Мне все сильнее хотелось выяснить, какими секретами, по их мнению, я владею, а потом решить, что делать с этой информацией. Виктор, считал я, мог бы извлечь из смутных глубин своей памяти фрагменты, которых мне по-прежнему не хватало, чтобы составить правдоподобную общую картину. Тех частей, которыми я располагал, было недостаточно.
Я спросил с внутренней дрожью:
— Где сейчас твоя тетушка Роза? Тоже посещает отца?
— Не знаю я где. — Он замолк, потом его прорвало: — Почему я не родился в обычной семье! Я однажды написал Мартину и попросился пожить у него, но он сказал, что у них мало места. — У Виктора дрогнул голос: — Что мне делать?
Стало ясно, что Виктор уже очень давно нуждался в совете.

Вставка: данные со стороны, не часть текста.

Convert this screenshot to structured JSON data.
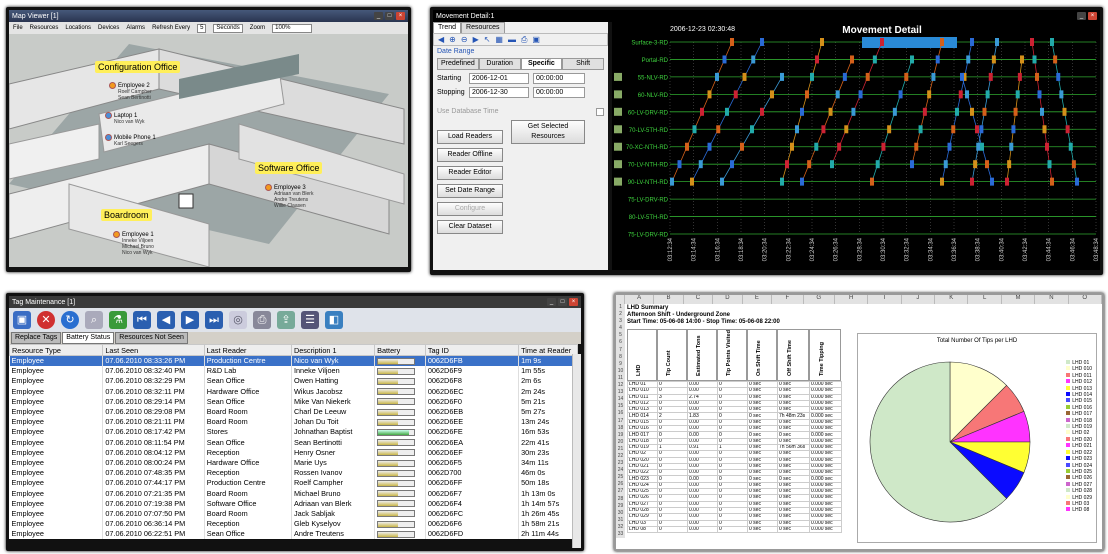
{
  "map_viewer": {
    "title": "Map Viewer [1]",
    "menu": [
      "File",
      "Resources",
      "Locations",
      "Devices",
      "Alarms"
    ],
    "refresh_label": "Refresh Every",
    "refresh_value": "5",
    "refresh_unit": "Seconds",
    "zoom_label": "Zoom",
    "zoom_value": "100%",
    "rooms": {
      "config": "Configuration Office",
      "software": "Software Office",
      "boardroom": "Boardroom"
    },
    "employees": [
      {
        "name": "Employee 2",
        "sub": [
          "Roelf Campher",
          "Sean Bertinotti"
        ]
      },
      {
        "name": "Laptop 1",
        "sub": [
          "Nico van Wyk"
        ]
      },
      {
        "name": "Mobile Phone 1",
        "sub": [
          "Karl Seegers"
        ]
      },
      {
        "name": "Employee 3",
        "sub": [
          "Adriaan van Blerk",
          "Andre Treutens",
          "Willie Claasen"
        ]
      },
      {
        "name": "Employee 1",
        "sub": [
          "Inneke Viljoen",
          "Michael Bruno",
          "Nico van Wyk"
        ]
      }
    ]
  },
  "movement": {
    "title": "Movement Detail:1",
    "tabs": [
      "Trend",
      "Resources"
    ],
    "date_range_label": "Date Range",
    "range_tabs": [
      "Predefined",
      "Duration",
      "Specific",
      "Shift"
    ],
    "starting_label": "Starting",
    "starting_date": "2006-12-01",
    "starting_time": "00:00:00",
    "stopping_label": "Stopping",
    "stopping_date": "2006-12-30",
    "stopping_time": "00:00:00",
    "use_db_time": "Use Database Time",
    "buttons": {
      "load": "Load Readers",
      "get": "Get Selected Resources",
      "offline": "Reader Offline",
      "editor": "Reader Editor",
      "set": "Set Date Range",
      "configure": "Configure",
      "clear": "Clear Dataset"
    },
    "chart_title": "Movement Detail",
    "timestamp": "2006-12-23 02:30:48",
    "lanes": [
      "Surface-3-RD",
      "Portal-RD",
      "55-NLV-RD",
      "60-NLV-RD",
      "60-LV-DRV-RD",
      "70-LV-5TH-RD",
      "70-XC-NTH-RD",
      "70-LV-NTH-RD",
      "90-LV-NTH-RD",
      "75-LV-DRV-RD",
      "80-LV-5TH-RD",
      "75-LV-DRV-RD"
    ],
    "times": [
      "03:12:34",
      "03:14:34",
      "03:16:34",
      "03:18:34",
      "03:20:34",
      "03:22:34",
      "03:24:34",
      "03:26:34",
      "03:28:34",
      "03:30:34",
      "03:32:34",
      "03:34:34",
      "03:36:34",
      "03:38:34",
      "03:40:34",
      "03:42:34",
      "03:44:34",
      "03:46:34",
      "03:48:34"
    ]
  },
  "tag_maint": {
    "title": "Tag Maintenance [1]",
    "tabs": [
      "Replace Tags",
      "Battery Status",
      "Resources Not Seen"
    ],
    "columns": [
      "Resource Type",
      "Last Seen",
      "Last Reader",
      "Description 1",
      "Battery",
      "Tag ID",
      "Time at Reader"
    ],
    "rows": [
      [
        "Employee",
        "07.06.2010 08:33:26 PM",
        "Production Centre",
        "Nico van Wyk",
        "0.55",
        "0062D6FB",
        "1m 9s"
      ],
      [
        "Employee",
        "07.06.2010 08:32:40 PM",
        "R&D Lab",
        "Inneke Viljoen",
        "0.55",
        "0062D6F9",
        "1m 55s"
      ],
      [
        "Employee",
        "07.06.2010 08:32:29 PM",
        "Sean Office",
        "Owen Hatting",
        "0.55",
        "0062D6F8",
        "2m 6s"
      ],
      [
        "Employee",
        "07.06.2010 08:32:11 PM",
        "Hardware Office",
        "Wikus Jacobsz",
        "0.55",
        "0062D6EC",
        "2m 24s"
      ],
      [
        "Employee",
        "07.06.2010 08:29:14 PM",
        "Sean Office",
        "Mike Van Niekerk",
        "0.55",
        "0062D6F0",
        "5m 21s"
      ],
      [
        "Employee",
        "07.06.2010 08:29:08 PM",
        "Board Room",
        "Charl De Leeuw",
        "0.55",
        "0062D6EB",
        "5m 27s"
      ],
      [
        "Employee",
        "07.06.2010 08:21:11 PM",
        "Board Room",
        "Johan Du Toit",
        "0.55",
        "0062D6EE",
        "13m 24s"
      ],
      [
        "Employee",
        "07.06.2010 08:17:42 PM",
        "Stores",
        "Johnathan Baptist",
        "0.85",
        "0062D6FE",
        "16m 53s"
      ],
      [
        "Employee",
        "07.06.2010 08:11:54 PM",
        "Sean Office",
        "Sean Bertinotti",
        "0.55",
        "0062D6EA",
        "22m 41s"
      ],
      [
        "Employee",
        "07.06.2010 08:04:12 PM",
        "Reception",
        "Henry Osner",
        "0.55",
        "0062D6EF",
        "30m 23s"
      ],
      [
        "Employee",
        "07.06.2010 08:00:24 PM",
        "Hardware Office",
        "Marie Uys",
        "0.55",
        "0062D6F5",
        "34m 11s"
      ],
      [
        "Employee",
        "07.06.2010 07:48:35 PM",
        "Reception",
        "Rossen Ivanov",
        "0.55",
        "0062D700",
        "46m 0s"
      ],
      [
        "Employee",
        "07.06.2010 07:44:17 PM",
        "Production Centre",
        "Roelf Campher",
        "0.55",
        "0062D6FF",
        "50m 18s"
      ],
      [
        "Employee",
        "07.06.2010 07:21:35 PM",
        "Board Room",
        "Michael Bruno",
        "0.55",
        "0062D6F7",
        "1h 13m 0s"
      ],
      [
        "Employee",
        "07.06.2010 07:19:38 PM",
        "Software Office",
        "Adriaan van Blerk",
        "0.55",
        "0062D6F4",
        "1h 14m 57s"
      ],
      [
        "Employee",
        "07.06.2010 07:07:50 PM",
        "Board Room",
        "Jack Sabljak",
        "0.55",
        "0062D6FC",
        "1h 26m 45s"
      ],
      [
        "Employee",
        "07.06.2010 06:36:14 PM",
        "Reception",
        "Gleb Kyselyov",
        "0.55",
        "0062D6F6",
        "1h 58m 21s"
      ],
      [
        "Employee",
        "07.06.2010 06:22:51 PM",
        "Sean Office",
        "Andre Treutens",
        "0.55",
        "0062D6FD",
        "2h 11m 44s"
      ]
    ]
  },
  "excel": {
    "columns": [
      "A",
      "B",
      "C",
      "D",
      "E",
      "F",
      "G",
      "H",
      "I",
      "J",
      "K",
      "L",
      "M",
      "N",
      "O"
    ],
    "title1": "LHD Summary",
    "title2": "Afternoon Shift - Underground Zone",
    "title3": "Start Time: 05-06-08 14:00 - Stop Time: 05-06-08 22:00",
    "headers": [
      "LHD",
      "Tip Count",
      "Estimated Tons",
      "Tip Points Visited",
      "On Shift Time",
      "Off Shift Time",
      "Time Tipping"
    ],
    "rows": [
      [
        "LHD 01",
        "0",
        "0.00",
        "0",
        "0 sec",
        "0 sec",
        "0.000 sec"
      ],
      [
        "LHD 010",
        "0",
        "0.00",
        "0",
        "0 sec",
        "0 sec",
        "0.000 sec"
      ],
      [
        "LHD 011",
        "3",
        "2.74",
        "0",
        "0 sec",
        "0 sec",
        "0.000 sec"
      ],
      [
        "LHD 012",
        "0",
        "0.00",
        "0",
        "0 sec",
        "0 sec",
        "0.000 sec"
      ],
      [
        "LHD 013",
        "0",
        "0.00",
        "0",
        "0 sec",
        "0 sec",
        "0.000 sec"
      ],
      [
        "LHD 014",
        "2",
        "1.83",
        "0",
        "0 sec",
        "7h 48m 23s",
        "0.000 sec"
      ],
      [
        "LHD 015",
        "0",
        "0.00",
        "0",
        "0 sec",
        "0 sec",
        "0.000 sec"
      ],
      [
        "LHD 016",
        "0",
        "0.00",
        "0",
        "0 sec",
        "0 sec",
        "0.000 sec"
      ],
      [
        "LHD 017",
        "0",
        "0.00",
        "0",
        "0 sec",
        "0 sec",
        "0.000 sec"
      ],
      [
        "LHD 018",
        "0",
        "0.00",
        "0",
        "0 sec",
        "0 sec",
        "0.000 sec"
      ],
      [
        "LHD 019",
        "1",
        "0.91",
        "1",
        "0 sec",
        "7h 56m 36s",
        "0.000 sec"
      ],
      [
        "LHD 02",
        "0",
        "0.00",
        "0",
        "0 sec",
        "0 sec",
        "0.000 sec"
      ],
      [
        "LHD 020",
        "0",
        "0.00",
        "0",
        "0 sec",
        "0 sec",
        "0.000 sec"
      ],
      [
        "LHD 021",
        "0",
        "0.00",
        "0",
        "0 sec",
        "0 sec",
        "0.000 sec"
      ],
      [
        "LHD 022",
        "0",
        "0.00",
        "0",
        "0 sec",
        "0 sec",
        "0.000 sec"
      ],
      [
        "LHD 023",
        "0",
        "0.00",
        "0",
        "0 sec",
        "0 sec",
        "0.000 sec"
      ],
      [
        "LHD 024",
        "0",
        "0.00",
        "0",
        "0 sec",
        "0 sec",
        "0.000 sec"
      ],
      [
        "LHD 025",
        "0",
        "0.00",
        "0",
        "0 sec",
        "0 sec",
        "0.000 sec"
      ],
      [
        "LHD 026",
        "0",
        "0.00",
        "0",
        "0 sec",
        "0 sec",
        "0.000 sec"
      ],
      [
        "LHD 027",
        "0",
        "0.00",
        "0",
        "0 sec",
        "0 sec",
        "0.000 sec"
      ],
      [
        "LHD 028",
        "0",
        "0.00",
        "0",
        "0 sec",
        "0 sec",
        "0.000 sec"
      ],
      [
        "LHD 029",
        "0",
        "0.00",
        "0",
        "0 sec",
        "0 sec",
        "0.000 sec"
      ],
      [
        "LHD 03",
        "0",
        "0.00",
        "0",
        "0 sec",
        "0 sec",
        "0.000 sec"
      ],
      [
        "LHD 08",
        "0",
        "0.00",
        "0",
        "0 sec",
        "0 sec",
        "0.000 sec"
      ]
    ],
    "chart_title": "Total Number Of Tips per LHD",
    "legend": [
      "LHD 01",
      "LHD 010",
      "LHD 011",
      "LHD 012",
      "LHD 013",
      "LHD 014",
      "LHD 015",
      "LHD 016",
      "LHD 017",
      "LHD 018",
      "LHD 019",
      "LHD 02",
      "LHD 020",
      "LHD 021",
      "LHD 022",
      "LHD 023",
      "LHD 024",
      "LHD 025",
      "LHD 026",
      "LHD 027",
      "LHD 028",
      "LHD 029",
      "LHD 03",
      "LHD 08"
    ]
  },
  "chart_data": {
    "type": "pie",
    "title": "Total Number Of Tips per LHD",
    "categories": [
      "LHD 011",
      "LHD 014",
      "LHD 019",
      "LHD 020",
      "LHD 021",
      "LHD 022",
      "LHD 025"
    ],
    "values": [
      9,
      2,
      1,
      1,
      1,
      1,
      1
    ],
    "colors": [
      "#cfe8c8",
      "#ffffcc",
      "#f77777",
      "#ff33ff",
      "#ffff33",
      "#0b0bff",
      "#cfe8c8"
    ]
  }
}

— Прокатимся? — предложил я по-дружески и открыл перед ним дверцу машины. — Я доставлю тебя домой, прежде чем тебя хватятся, но сперва мы можем поговорить о твоих проблемах.
Он колебался не больше секунды, затем забрался в машину. В конце концов, он вызвал меня, чтобы я ему помог, потянулся к человеку, которому поверил, хотя его родные видят в этом человеке врага. Виктор был в таком отчаянии, что не смог бы лгать или притворяться.
Я спросил, не знает ли он, где мне найти Адама Форса. На этот раз Виктор мялся куда дольше, а потом отрицательно покачал головой. Я решил, что знает, но, возможно, сказать мне было бы в его глазах доносом.
Том Филлин сидел рядом с водителем. Мы с Виктором устроились на задних местах, собаки были отделены от нас сеткой-перегородкой. Водитель повел микроавтобус петляющими проселками Сомерсетшира. Даже летом, подумал я, тут голо и жутковато. Как я велел, водитель купил на всех пакеты с ленчем. Он съехал на придорожную стоянку и, показав едва заметную тропку, объяснил мне, что она выведет нас к дикой вересковой пустоши.
Водитель добавил, что будет ждать нас на этом месте и чтобы мы не спешили.
Собаки Тома Филлина выбрались из машины и принялись самозабвенно рыскать, с невообразимой радостью обнюхивая корни вереска. Сам Том потянулся изо всех сил, широко раскинув руки, полной грудью вдохнул чистый воздух и быстрым шагом направился по тропинке.
Под бескрайним небом Виктор выглядел почти беззаботным, почти счастливым. Мы двинулись следом за Томом, и Виктор выложил мне все свои семейные горести и личные беды. Такое, по-моему, с ним случилось впервые.
— С мамой все в норме, — рассказывал он, — да и с папой тоже, если он не очень нагрузится в пабе. Тогда может врезать мне и маме, если подвернемся под руку. — Виктор сглотнул. — Нет, я не то хотел сказать. Но в прошлый раз он сломал ей ребра и нос. Тетушка Роза увидела и рванула в полицию, вот потеха-то, ведь я несколько раз сам видел, как она била папу. Она, когда войдет в раж, молотит кулаками, как боксер. И не перестанет, пока бедняги не взмолятся, и тогда она над ними смеется. А то еще, бывает, целует их.